Sehen wir uns jetzt aber mal ein paar Geschichten über Präkognition an.
Am 12. Oktober 1966 kam in der Grubenstadt Aberfan in Wales eine Kohlenhalde ins Rutschen und begrub eine Schule unter sich, wobei 128 Kinder und sechzehn Erwachsene ums Leben kamen. Am Abend des 20. Oktobers erzählte eine Frau sechs Bekannten von einem Wachtraum, den sie gehabt hatte: »Erst sah ich eine alte Schule in einem Tal, dann einen walisischen Kumpel und dann eine Kohlenlawine, die den Berg herunter kam …« Als sie dies träumte, befand sie sich mehr als dreihundert Kilometer von Aberfan entfernt. Eine andere Person sagte sieben Tage vor der Katastrophe zu zwei Freunden: »Ich hatte einen grauenhaften Traum von einer furchtbaren Katastrophe in einer kleinen Zechenstadt. Das war in einem Tal mit einem großen Gebäude voller Kinder. Berge von Kohle und Wasser kamen das Tal heruntergestürzt und begruben das Gebäude. Die Schreie der Kinder waren so echt, daß ich selber schrie.«
Es gibt noch mindestens zwei weitere derartige Berichte aus der Zeit vor der Katastrophe. Die traurigste Geschichte ist wohl die eines kleinen Mädchens, das an jenem Morgen zu ihrer Mutter sagte, sie sei im Traum in der Schule gewesen und plötzlich sei alles schwarz geworden. Das Mädchen flehte die Mutter an, sie nicht zur Schule zu schicken, aber diese hörte nicht auf sie.
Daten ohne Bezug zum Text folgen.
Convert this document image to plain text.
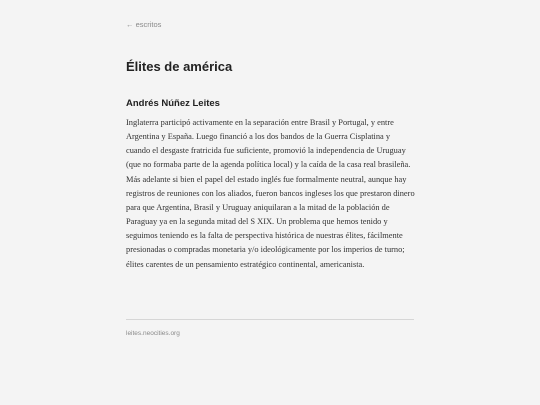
← escritos
Élites de américa
Andrés Núñez Leites

Inglaterra participó activamente en la separación entre Brasil y Portugal, y entre Argentina y España. Luego financió a los dos bandos de la Guerra Cisplatina y cuando el desgaste fratricida fue suficiente, promovió la independencia de Uruguay (que no formaba parte de la agenda política local) y la caída de la casa real brasileña. Más adelante si bien el papel del estado inglés fue formalmente neutral, aunque hay registros de reuniones con los aliados, fueron bancos ingleses los que prestaron dinero para que Argentina, Brasil y Uruguay aniquilaran a la mitad de la población de Paraguay ya en la segunda mitad del S XIX. Un problema que hemos tenido y seguimos teniendo es la falta de perspectiva histórica de nuestras élites, fácilmente presionadas o compradas monetaria y/o ideológicamente por los imperios de turno; élites carentes de un pensamiento estratégico continental, americanista.

leites.neocities.org
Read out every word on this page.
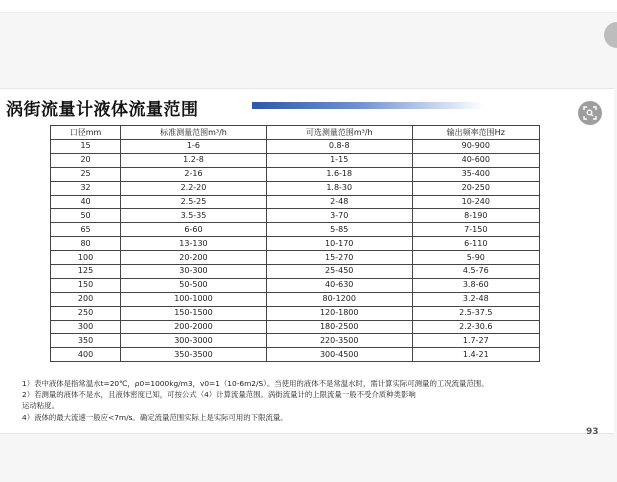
涡街流量计液体流量范围
口径mm	标准测量范围m³/h	可选测量范围m³/h	输出频率范围Hz
15	1-6	0.8-8	90-900
20	1.2-8	1-15	40-600
25	2-16	1.6-18	35-400
32	2.2-20	1.8-30	20-250
40	2.5-25	2-48	10-240
50	3.5-35	3-70	8-190
65	6-60	5-85	7-150
80	13-130	10-170	6-110
100	20-200	15-270	5-90
125	30-300	25-450	4.5-76
150	50-500	40-630	3.8-60
200	100-1000	80-1200	3.2-48
250	150-1500	120-1800	2.5-37.5
300	200-2000	180-2500	2.2-30.6
350	300-3000	220-3500	1.7-27
400	350-3500	300-4500	1.4-21
1）表中液体是指常温水t=20℃，ρ0=1000kg/m3，v0=1（10-6m2/S）。当使用的液体不是常温水时，需计算实际可测量的工况流量范围。
2）若测量的液体不是水，且液体密度已知，可按公式（4）计算流量范围。涡街流量计的上限流量一般不受介质种类影响
运动粘度。
4）液体的最大流速一般应<7m/s。确定流量范围实际上是实际可用的下限流量。
93
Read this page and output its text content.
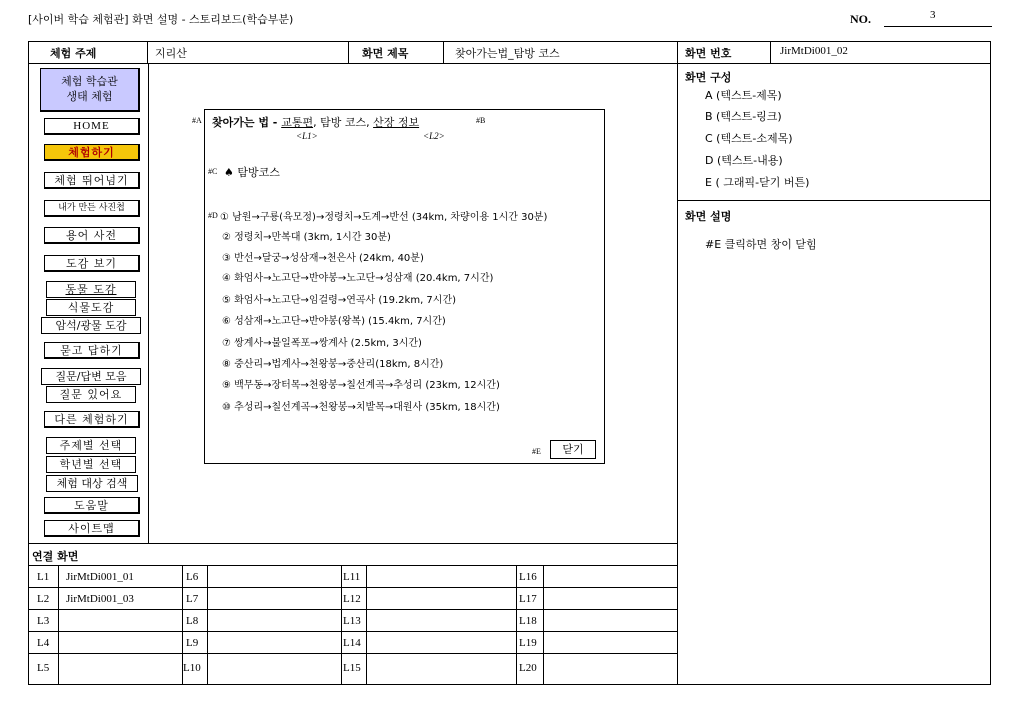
[사이버 학습 체험관] 화면 설명 - 스토리보드(학습부분)	NO.	3
체험 주제	지리산	화면 제목	찾아가는법_탐방 코스	화면 번호	JirMtDi001_02
체험 학습관 생태 체험
HOME
체험하기
체험 뛰어넘기
내가 만든 사진첩
용어 사전
도감 보기
동물 도감
식물도감
암석/광물 도감
묻고 답하기
질문/답변 모음
질문 있어요
다른 체험하기
주제별 선택
학년별 선택
체험 대상 검색
도움말
사이트맵
#A 찾아가는 법 - 교통편, 탐방 코스, 산장 정보	#B
<L1>	<L2>
#C ♠ 탐방코스
#D ① 남원→구룡(육모정)→정령치→도계→반선 (34km, 차량이용 1시간 30분)
② 정령치→만복대 (3km, 1시간 30분)
③ 반선→달궁→성삼재→천은사 (24km, 40분)
④ 화엄사→노고단→반야봉→노고단→성삼재 (20.4km, 7시간)
⑤ 화엄사→노고단→임걸령→연곡사 (19.2km, 7시간)
⑥ 성삼재→노고단→반야봉(왕복) (15.4km, 7시간)
⑦ 쌍계사→불일폭포→쌍계사 (2.5km, 3시간)
⑧ 중산리→법계사→천왕봉→중산리(18km, 8시간)
⑨ 백무동→장터목→천왕봉→칠선계곡→추성리 (23km, 12시간)
⑩ 추성리→칠선계곡→천왕봉→치밭목→대원사 (35km, 18시간)
#E	닫기
화면 구성
A (텍스트-제목)
B (텍스트-링크)
C (텍스트-소제목)
D (텍스트-내용)
E ( 그래픽-닫기 버튼)
화면 설명
#E 클릭하면 창이 닫힘
연결 화면
L1 JirMtDi001_01	L6	L11	L16
L2 JirMtDi001_03	L7	L12	L17
L3	L8	L13	L18
L4	L9	L14	L19
L5	L10	L15	L20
In den sechziger Jahren kündigte der bekannte britische Autor J. B. Priestley im Fernsehen an, er wolle eine Untersuchung zu ungewöhnlichen Zeit-Erfahrungen durchführen. Die Zuschauer wurden aufgefordert, ihm zu schreiben, und er erhielt Tausende von Briefen. Er verfügte über ein Team von ausgebildeten und natürlich skeptischen Forschern, die diejenigen Berichte aussortieren sollten, die auf Betrug oder offensichtlichen Irrtümern beruhten oder auf »natürliche« Weise zu erklären waren. Es blieben Berichte übrig, auf die keine dieser Erklärungen anzuwenden war, und diese wurden als Buch veröffentlicht. Einer von Priestleys Berichten betraf den Luftwaffenpiloten Sir Victor Goddard, der sich 1934 bei Nebel und Regen über Schottland verflogen hatte. Dann sah er unter sich den Flugplatz von Drem. Goddard sah einen voll betriebsbereiten Landeplatz mit Mechanikern in blauen Overalls, die sich an vier gelben Maschinen zu schaffen machten und nicht die Reihe verwahrloster Hangars zwischen Feldern, die Drein damals tatsächlich war. Vier Jahre später entstand genau das, was Goddard gesehen hatte: Der Flugplatz wurde hergerichtet und wieder eröffnet; die Schulflugzeuge waren jetzt gelb (und nicht mehr silbern wie früher), und der blaue Overall war zur Standardbekleidung der Flugzeugmechaniker geworden.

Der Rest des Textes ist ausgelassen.